Demonstration gegen rechte Hetze in Tettau 2017.

Demonstration gegen rechte Hetze in Tettau 2017.

(Foto: Timm Schamberger/dpa)

Die Zahl der Rechtsextremisten ist im vergangenen Jahr auf 2570 gestiegen. Das geht aus dem aktuellen Verfassungsschutzbericht hervor.

Rechtsextremismus stellt nach Ansicht des bayerischen Verfassungsschutzes aktuell die größte Gefahr für die innere Sicherheit und damit die "unmittelbarste Bedrohung" dar. Diese Einordnung bei der Vorstellung des Verfassungsschutzberichts 2019 am Freitag ist als Umdenken zu deuten; noch im Vorjahr hatte Innenminister Joachim Herrmann (CSU) islamistischen Terrorismus als größte Bedrohung benannt. Zwei Phänomene dürften der Neubewertung zugrunde liegen: Einerseits haben Taten wie die Ermordung des hessischen Politikers Walter Lübcke oder der Angriff auf die Synagoge in Halle eine "erhebliche Radikalisierung" gezeigt; verblendete Täter, so Herrmann, "schwingen sich zur Herren über Leben und Tod auf".
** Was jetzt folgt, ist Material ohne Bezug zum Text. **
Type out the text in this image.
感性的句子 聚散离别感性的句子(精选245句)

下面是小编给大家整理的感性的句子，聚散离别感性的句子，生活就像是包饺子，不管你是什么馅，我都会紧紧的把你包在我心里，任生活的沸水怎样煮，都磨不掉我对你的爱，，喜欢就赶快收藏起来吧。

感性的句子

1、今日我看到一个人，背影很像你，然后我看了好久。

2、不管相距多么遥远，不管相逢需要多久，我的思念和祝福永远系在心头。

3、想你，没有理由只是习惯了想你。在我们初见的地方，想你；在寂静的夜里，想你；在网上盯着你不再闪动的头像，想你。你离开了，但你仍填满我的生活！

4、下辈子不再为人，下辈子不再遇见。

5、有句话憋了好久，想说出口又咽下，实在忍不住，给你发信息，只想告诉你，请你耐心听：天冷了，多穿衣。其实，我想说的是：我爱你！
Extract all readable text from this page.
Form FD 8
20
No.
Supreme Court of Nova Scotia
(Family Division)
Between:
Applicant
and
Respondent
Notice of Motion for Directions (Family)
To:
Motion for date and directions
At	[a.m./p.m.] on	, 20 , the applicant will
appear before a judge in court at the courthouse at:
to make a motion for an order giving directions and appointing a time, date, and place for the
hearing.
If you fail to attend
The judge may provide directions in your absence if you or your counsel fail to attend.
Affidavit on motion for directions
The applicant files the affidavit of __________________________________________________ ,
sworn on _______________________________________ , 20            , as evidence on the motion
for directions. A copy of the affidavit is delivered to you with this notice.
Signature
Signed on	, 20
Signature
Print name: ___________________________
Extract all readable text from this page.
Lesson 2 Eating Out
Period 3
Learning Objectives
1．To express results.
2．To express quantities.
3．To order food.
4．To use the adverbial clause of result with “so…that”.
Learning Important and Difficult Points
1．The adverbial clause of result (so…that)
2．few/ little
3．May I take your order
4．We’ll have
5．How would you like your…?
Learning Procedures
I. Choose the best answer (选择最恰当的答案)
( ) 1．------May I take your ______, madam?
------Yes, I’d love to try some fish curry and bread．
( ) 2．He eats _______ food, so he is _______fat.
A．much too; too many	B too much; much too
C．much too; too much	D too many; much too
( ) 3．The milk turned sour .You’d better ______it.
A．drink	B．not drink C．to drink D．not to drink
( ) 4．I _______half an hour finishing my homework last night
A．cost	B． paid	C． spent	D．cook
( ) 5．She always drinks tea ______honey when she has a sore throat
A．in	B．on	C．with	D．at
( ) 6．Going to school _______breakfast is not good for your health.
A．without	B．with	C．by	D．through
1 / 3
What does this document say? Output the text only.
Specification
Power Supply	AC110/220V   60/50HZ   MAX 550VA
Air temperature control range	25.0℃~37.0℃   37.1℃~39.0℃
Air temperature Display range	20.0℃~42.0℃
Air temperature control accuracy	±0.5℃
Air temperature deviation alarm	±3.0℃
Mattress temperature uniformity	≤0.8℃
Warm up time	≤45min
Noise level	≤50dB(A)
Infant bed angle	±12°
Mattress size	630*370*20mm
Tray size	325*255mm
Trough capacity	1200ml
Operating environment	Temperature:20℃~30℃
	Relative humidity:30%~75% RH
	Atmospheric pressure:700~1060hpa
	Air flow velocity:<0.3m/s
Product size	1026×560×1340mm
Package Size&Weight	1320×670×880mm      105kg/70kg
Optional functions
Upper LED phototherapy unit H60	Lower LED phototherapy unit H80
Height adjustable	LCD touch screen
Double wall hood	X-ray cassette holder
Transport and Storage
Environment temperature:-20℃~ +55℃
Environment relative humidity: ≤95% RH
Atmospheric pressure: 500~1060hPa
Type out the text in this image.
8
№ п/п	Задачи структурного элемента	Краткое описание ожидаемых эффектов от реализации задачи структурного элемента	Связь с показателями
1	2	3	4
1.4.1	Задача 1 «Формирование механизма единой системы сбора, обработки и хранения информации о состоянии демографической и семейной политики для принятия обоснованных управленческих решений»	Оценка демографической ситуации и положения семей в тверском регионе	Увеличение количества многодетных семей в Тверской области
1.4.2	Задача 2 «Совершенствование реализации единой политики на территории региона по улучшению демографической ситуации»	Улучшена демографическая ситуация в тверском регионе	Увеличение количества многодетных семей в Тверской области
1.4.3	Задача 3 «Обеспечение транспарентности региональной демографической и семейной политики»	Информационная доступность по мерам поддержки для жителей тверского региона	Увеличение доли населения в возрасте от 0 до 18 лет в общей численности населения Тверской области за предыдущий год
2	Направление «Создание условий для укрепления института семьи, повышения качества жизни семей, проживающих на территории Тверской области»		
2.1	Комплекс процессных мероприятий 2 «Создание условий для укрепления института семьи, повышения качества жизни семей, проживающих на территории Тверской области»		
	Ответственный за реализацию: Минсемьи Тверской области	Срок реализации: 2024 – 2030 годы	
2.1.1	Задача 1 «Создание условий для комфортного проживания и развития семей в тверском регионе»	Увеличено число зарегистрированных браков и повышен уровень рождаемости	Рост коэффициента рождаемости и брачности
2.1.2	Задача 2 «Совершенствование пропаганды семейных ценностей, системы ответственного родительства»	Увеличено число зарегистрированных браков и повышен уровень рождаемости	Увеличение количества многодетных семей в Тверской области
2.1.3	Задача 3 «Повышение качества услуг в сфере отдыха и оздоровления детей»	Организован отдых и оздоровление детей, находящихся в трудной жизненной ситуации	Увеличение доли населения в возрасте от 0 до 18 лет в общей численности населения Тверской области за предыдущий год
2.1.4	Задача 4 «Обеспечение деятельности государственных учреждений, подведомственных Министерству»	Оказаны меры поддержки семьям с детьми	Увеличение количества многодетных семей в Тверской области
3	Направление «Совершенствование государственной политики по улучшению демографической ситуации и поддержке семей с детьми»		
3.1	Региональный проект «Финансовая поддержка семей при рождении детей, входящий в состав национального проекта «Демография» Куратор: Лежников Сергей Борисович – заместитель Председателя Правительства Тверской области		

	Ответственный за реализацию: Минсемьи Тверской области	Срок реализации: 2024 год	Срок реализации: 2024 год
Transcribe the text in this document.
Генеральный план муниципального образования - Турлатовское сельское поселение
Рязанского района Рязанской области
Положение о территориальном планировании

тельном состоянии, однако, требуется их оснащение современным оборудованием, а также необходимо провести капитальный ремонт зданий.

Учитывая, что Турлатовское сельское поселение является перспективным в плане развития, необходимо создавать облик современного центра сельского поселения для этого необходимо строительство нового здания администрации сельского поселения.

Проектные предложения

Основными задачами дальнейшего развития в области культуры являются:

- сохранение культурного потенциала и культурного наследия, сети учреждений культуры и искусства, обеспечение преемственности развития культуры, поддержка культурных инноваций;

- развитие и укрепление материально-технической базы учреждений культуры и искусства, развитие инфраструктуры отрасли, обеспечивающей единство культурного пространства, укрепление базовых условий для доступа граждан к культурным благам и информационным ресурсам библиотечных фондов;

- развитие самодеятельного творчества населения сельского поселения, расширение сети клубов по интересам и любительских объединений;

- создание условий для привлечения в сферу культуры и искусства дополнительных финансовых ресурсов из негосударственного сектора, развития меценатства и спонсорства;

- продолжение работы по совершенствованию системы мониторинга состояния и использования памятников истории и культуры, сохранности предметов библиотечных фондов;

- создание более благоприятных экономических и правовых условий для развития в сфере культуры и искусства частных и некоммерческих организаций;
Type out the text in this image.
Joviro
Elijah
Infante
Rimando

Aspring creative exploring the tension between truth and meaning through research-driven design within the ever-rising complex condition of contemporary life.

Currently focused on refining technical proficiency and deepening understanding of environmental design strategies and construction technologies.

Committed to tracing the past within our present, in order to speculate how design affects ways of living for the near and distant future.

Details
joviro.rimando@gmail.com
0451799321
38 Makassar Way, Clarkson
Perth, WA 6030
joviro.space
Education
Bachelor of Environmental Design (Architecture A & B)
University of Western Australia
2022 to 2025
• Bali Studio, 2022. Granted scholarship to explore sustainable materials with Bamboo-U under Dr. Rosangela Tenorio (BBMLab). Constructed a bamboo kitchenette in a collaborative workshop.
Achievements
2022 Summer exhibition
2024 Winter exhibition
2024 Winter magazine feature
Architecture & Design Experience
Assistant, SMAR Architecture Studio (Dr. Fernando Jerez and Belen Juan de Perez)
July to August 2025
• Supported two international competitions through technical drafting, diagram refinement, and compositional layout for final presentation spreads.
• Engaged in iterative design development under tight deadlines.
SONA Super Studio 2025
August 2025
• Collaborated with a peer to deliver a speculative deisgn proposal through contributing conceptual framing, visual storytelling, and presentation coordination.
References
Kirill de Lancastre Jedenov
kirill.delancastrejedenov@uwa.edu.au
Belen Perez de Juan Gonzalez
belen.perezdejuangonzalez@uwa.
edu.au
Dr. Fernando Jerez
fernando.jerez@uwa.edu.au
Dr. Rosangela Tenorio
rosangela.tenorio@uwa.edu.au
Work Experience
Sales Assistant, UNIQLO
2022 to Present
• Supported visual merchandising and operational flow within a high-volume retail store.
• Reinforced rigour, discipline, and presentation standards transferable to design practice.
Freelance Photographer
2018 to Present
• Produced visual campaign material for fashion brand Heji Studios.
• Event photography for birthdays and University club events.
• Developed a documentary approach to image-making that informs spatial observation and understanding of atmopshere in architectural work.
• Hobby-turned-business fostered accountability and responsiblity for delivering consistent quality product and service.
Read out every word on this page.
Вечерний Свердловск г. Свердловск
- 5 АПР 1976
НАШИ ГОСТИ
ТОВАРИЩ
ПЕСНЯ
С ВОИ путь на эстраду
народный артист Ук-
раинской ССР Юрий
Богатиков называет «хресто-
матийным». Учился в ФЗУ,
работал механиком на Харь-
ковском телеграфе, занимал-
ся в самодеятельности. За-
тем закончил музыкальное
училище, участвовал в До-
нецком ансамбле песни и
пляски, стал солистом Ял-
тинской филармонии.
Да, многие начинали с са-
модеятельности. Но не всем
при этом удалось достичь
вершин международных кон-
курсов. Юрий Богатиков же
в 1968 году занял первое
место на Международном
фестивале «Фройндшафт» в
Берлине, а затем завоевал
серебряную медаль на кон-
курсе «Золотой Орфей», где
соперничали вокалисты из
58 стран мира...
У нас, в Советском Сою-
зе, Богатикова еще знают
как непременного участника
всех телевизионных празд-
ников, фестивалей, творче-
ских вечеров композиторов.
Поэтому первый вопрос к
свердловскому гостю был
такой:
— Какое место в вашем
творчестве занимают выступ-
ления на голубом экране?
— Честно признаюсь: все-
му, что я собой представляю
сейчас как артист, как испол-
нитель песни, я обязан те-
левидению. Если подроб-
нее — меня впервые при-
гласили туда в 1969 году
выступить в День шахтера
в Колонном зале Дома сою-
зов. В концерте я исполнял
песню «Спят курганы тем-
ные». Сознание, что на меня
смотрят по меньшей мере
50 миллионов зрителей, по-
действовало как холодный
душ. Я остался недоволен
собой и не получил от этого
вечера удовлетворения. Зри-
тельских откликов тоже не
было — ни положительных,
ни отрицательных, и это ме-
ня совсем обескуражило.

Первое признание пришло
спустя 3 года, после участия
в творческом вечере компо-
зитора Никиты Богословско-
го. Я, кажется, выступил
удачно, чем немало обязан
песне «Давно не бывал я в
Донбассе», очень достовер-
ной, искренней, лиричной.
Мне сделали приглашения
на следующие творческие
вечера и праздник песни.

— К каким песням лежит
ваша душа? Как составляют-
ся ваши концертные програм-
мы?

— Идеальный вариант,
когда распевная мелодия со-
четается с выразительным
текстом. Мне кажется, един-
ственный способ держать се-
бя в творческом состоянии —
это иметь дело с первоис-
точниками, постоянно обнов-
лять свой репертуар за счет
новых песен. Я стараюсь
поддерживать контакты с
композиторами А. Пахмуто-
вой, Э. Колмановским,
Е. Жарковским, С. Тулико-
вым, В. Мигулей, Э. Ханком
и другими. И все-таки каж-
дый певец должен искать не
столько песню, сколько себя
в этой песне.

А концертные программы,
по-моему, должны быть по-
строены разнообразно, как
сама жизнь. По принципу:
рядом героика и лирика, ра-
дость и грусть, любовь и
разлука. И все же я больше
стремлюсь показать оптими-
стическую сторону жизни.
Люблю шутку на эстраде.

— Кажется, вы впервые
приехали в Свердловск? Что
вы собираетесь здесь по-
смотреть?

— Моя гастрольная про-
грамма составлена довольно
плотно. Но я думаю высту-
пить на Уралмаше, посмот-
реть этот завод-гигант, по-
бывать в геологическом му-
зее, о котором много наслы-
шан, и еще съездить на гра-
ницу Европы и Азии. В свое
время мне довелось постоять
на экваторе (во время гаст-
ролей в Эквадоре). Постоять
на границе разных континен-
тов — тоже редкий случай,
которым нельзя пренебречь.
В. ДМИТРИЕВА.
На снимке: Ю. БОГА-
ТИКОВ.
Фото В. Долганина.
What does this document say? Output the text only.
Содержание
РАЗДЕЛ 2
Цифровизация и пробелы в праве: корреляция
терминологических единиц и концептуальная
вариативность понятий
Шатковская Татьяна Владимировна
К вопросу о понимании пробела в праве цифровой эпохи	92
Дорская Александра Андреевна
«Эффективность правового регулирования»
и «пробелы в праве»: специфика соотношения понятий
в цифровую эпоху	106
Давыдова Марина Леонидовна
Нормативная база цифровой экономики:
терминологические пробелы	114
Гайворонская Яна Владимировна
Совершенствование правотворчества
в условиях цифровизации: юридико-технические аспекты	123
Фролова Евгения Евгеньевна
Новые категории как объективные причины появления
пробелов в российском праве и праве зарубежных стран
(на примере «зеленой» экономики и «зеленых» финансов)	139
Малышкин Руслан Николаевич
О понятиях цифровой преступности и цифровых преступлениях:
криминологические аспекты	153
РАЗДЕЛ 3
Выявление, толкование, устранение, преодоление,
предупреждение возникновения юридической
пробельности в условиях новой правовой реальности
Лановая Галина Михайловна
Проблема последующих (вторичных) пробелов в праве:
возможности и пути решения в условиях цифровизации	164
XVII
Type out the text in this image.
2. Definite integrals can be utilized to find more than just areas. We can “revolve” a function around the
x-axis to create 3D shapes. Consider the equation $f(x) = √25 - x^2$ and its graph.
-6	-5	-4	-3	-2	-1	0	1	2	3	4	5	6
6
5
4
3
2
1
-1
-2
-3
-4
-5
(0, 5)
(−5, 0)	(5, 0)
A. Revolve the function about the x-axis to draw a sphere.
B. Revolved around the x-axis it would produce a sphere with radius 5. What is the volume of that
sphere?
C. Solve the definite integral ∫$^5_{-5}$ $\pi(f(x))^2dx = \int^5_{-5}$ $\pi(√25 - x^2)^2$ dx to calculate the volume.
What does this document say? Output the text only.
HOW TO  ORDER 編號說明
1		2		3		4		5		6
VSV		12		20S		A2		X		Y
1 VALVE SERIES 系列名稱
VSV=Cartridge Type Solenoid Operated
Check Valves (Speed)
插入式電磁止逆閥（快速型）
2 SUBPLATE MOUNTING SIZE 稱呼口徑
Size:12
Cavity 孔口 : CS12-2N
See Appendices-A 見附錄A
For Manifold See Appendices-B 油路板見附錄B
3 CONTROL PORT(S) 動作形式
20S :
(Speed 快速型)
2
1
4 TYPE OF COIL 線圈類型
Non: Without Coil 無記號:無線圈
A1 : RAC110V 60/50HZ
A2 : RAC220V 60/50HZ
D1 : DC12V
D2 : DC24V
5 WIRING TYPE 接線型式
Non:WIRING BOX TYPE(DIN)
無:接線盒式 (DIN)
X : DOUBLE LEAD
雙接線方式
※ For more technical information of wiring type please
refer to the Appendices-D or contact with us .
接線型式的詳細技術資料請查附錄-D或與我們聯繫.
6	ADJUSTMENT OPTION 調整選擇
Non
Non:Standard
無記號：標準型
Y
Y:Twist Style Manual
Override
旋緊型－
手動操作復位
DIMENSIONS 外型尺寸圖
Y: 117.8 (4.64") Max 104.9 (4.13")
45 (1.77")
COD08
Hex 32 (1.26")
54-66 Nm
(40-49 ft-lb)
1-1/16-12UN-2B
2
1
Zudem ist das Personenpotenzial gewachsen, was auch daran liegt, dass erstmals der völkische "Flügel" der AfD und die Junge Alternative (JA) offiziell als rechtsextremistische Beobachtungsobjekte gelistet sind. Dennoch warnte der Minister vor Debatten, welcher Extremismusbereich "am schlimmsten" sei. Auch auf der anderen Seite seien "alle Hemmungen gefallen", es stehe zu befürchten, dass irgendwann ein Todesopfer auch aufgrund linksextremistischer Übergriffe zu beklagen sei. Zudem könnten Islamisten die Corona-Krise nutzen, um westliche Gesellschaften zu destabilisieren. Es gelte "zusammenstehen gegen den Hass, egal aus welcher Richtung".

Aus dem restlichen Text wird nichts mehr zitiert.